Becraft and Kitada realized their research could be the foundation of a company around 2017 and started spending time in the Martin Trust Center for MIT Entrepreneurship. They also received support from MIT Sandbox and eventually worked with the Technology Licensing Office to establish Strand’s early intellectual property.
“We started by asking, where is the highest unmet need that also allows us to prove out the thesis of this technology? And where will this approach have therapeutic relevance that is a quantum leap forward from what anyone else is doing?” Becraft says. “The first place we looked was oncology.”
People have been working on cancer immunotherapy, which turns a patient’s immune system against cancer cells, for decades. Scientists in the field have developed drugs that produce some remarkable results in patients with aggressive, late-stage cancers. But most next-generation cancer immunotherapies are based on recombinant (lab-made) proteins that are difficult to deliver to specific targets in the body and don’t remain active for long enough to consistently create a durable response.
More recently, companies like Moderna, whose founders also include MIT alumni, have pioneered the use of mRNAs to create proteins in cells. But to date, those mRNA molecules have not been able to change behavior based on the type of cells they enter, and don’t last for very long in the body.
“If you’re trying to engage the immune system with a tumor cell, the mRNA needs to be expressing from the tumor cell itself, and it needs to be expressing over a long period of time,” Becraft says. “Those challenges are hard to overcome with the first generation of mRNA technologies.”
Strand has developed what it calls the world’s first mRNA programming language that allows the company to specify the tissues its mRNAs express proteins in.
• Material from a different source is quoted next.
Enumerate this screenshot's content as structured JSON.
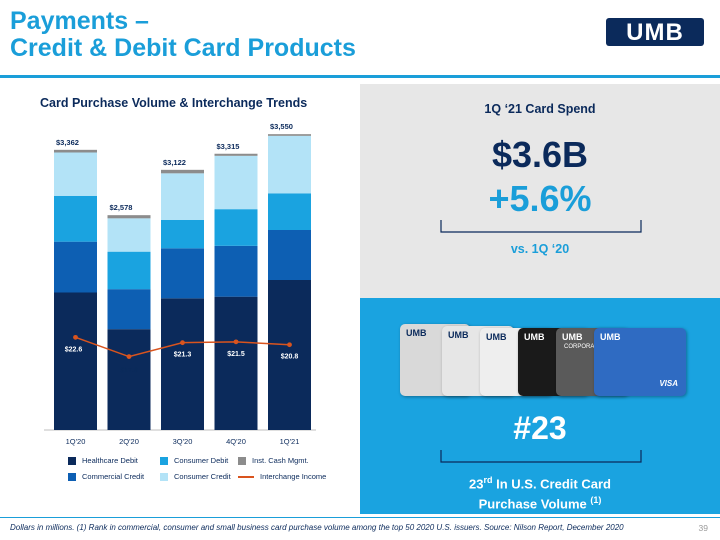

“We built a database that says, ‘Here are all of the different cells that the mRNA could be delivered to, and here are all of their microRNA signatures,’ and then we use computational tools and machine learning to differentiate the cells,” Becraft explains. “For instance, I need to make sure that the messenger RNA turns off when it’s in the liver cell, and I need to make sure that it turns on when it’s in a tumor cell or a T-cell.”
Strand also uses techniques like mRNA self-replication to create more durable protein expression and immune responses.
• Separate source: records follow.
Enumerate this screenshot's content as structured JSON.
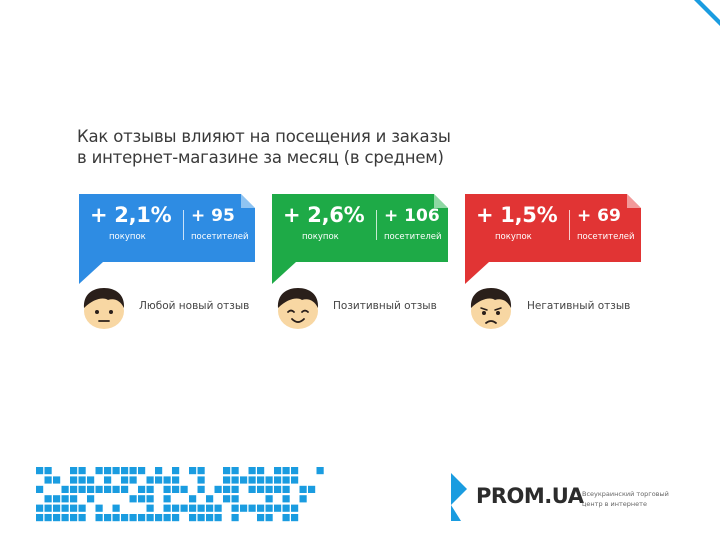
{
  "title": {
    "line1": "Как отзывы влияют на посещения и заказы",
    "line2": "в интернет-магазине за месяц (в среднем)"
  },
  "cards": [
    {
      "main_value": "+ 2,1%",
      "main_label": "покупок",
      "side_value": "+ 95",
      "side_label": "посетителей",
      "color": "#2e8ce3",
      "fold_color": "#8fc4f2",
      "face": "neutral",
      "face_label": "Любой новый отзыв"
    },
    {
      "main_value": "+ 2,6%",
      "main_label": "покупок",
      "side_value": "+ 106",
      "side_label": "посетителей",
      "color": "#1eaa47",
      "fold_color": "#8fd8a4",
      "face": "happy",
      "face_label": "Позитивный отзыв"
    },
    {
      "main_value": "+ 1,5%",
      "main_label": "покупок",
      "side_value": "+ 69",
      "side_label": "посетителей",
      "color": "#e13434",
      "fold_color": "#f29a9a",
      "face": "sad",
      "face_label": "Негативный отзыв"
    }
  ],
  "footer": {
    "brand": "PROM.UA",
    "tagline_line1": "Всеукраинский торговый",
    "tagline_line2": "центр в интернете",
    "accent_color": "#1a9ce0"
  },
  "icons": {
    "corner": "corner-triangle-icon",
    "mosaic": "pixel-mosaic-logo",
    "prom": "prom-logo-icon"
  }
}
“The first versions of mRNA therapeutics, like the Covid-19 vaccines, just recapitulate how our body’s natural mRNAs work,” Becraft explains. “Natural mRNAs last for a few days, maybe less, and they express a single protein. They have no context-dependent actions. That means wherever the mRNA is delivered, it’s only going to express a molecule for a short period of time. That’s perfect for a vaccine, but it’s much more limiting when you want to create a protein that’s actually engaging in a biological process, like activating an immune response against a tumor that could take many days or weeks.”
Technology with broad potential
Strand’s first clinical trial is targeting solid tumors like melanoma and triple-negative breast cancer. The company is also actively developing mRNA therapies that could be used to treat blood cancers.
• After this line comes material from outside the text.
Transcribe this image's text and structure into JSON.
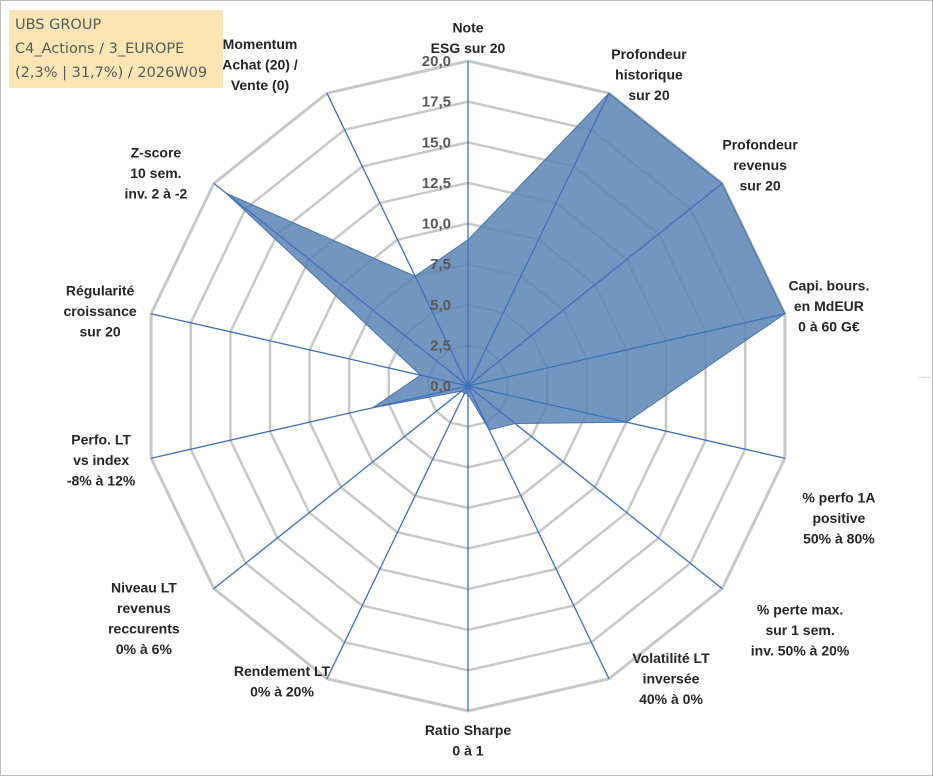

“We’ll be expanding into new areas as we continue to de-risk the translation of the science and create new technologies,” Becraft says.
Strand plans to partner with large pharmaceutical companies as well as investors to continue developing drugs. Further down the line, the founders believe future versions of its mRNA therapies could be used to treat a broad range of diseases.
“Our thesis is: amplified expression in specific, programmed target cells for long periods of time,” Becraft says. “That approach can be utilized for [immunotherapies like] CAR T-cell therapy, both in oncology and autoimmune conditions. There are also many diseases that require cell-type specific delivery and expression of proteins in treatment, everything from kidney disease to types of liver disease. We can envision our technology being used for all of that.”